Irish officials are sceptical, seeing the French positon as a way of justifying an ECB interest rate strategy based on the interests of the big countries, without sufficient concern of the needs of the faster-growing peripheral countries.

A senior Finance source stressed that the revised text does not represent any dilution of the Government's commitment to an anti-inflationary strategy, but that the Commission's position reflected only one side of the budget equation.

The implication is clear - if Mr McCreevy wants to cut taxes, the Budget will have to contain exceptionally tough expenditure constraints.

The row reflects different perspectives on the extent of economic collaboration envisaged for the post-euro period.

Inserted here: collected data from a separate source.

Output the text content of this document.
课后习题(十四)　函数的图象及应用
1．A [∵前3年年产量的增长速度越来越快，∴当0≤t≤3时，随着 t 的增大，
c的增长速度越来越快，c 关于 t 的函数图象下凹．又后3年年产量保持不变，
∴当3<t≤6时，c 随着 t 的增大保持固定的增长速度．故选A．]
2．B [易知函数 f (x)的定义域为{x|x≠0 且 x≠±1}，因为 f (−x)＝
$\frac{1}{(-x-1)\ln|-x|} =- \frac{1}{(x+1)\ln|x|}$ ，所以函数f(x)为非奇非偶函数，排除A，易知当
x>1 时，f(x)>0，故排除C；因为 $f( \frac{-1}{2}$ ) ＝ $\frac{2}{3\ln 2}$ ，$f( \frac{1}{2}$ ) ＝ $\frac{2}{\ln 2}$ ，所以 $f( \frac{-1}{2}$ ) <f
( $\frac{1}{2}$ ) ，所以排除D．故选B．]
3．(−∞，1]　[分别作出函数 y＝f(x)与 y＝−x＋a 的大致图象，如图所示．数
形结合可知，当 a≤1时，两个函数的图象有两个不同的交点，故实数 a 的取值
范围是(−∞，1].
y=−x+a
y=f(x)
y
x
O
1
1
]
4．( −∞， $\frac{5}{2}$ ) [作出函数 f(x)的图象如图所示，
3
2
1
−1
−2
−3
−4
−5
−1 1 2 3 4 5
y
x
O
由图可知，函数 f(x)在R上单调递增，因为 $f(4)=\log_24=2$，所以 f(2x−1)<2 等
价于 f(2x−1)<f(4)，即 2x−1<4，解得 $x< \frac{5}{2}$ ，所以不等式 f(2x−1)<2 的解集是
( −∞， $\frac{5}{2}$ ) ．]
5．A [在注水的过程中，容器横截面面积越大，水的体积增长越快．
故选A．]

The French see it as the first step to collective EU "economic governance".

But, one way or another, Ireland and its 10 euro-participating partners took a major symbolic step towards the collective management of their economies with the first meeting of the new euro-11 committee comprised of the Finance Ministers of the 11 member states who will be founders of the euro.

The French Finance Minister, Mr Dominique Strauss-Kahn, cited Ireland's inflation predicament to explain his far-reaching perspective on the new realities. The interest rate strategy of the European Central Bank (ECB) was necessarily going to be unable to reflect the priorities of countries whose cycles were out of synchronisation with the major economies, he said.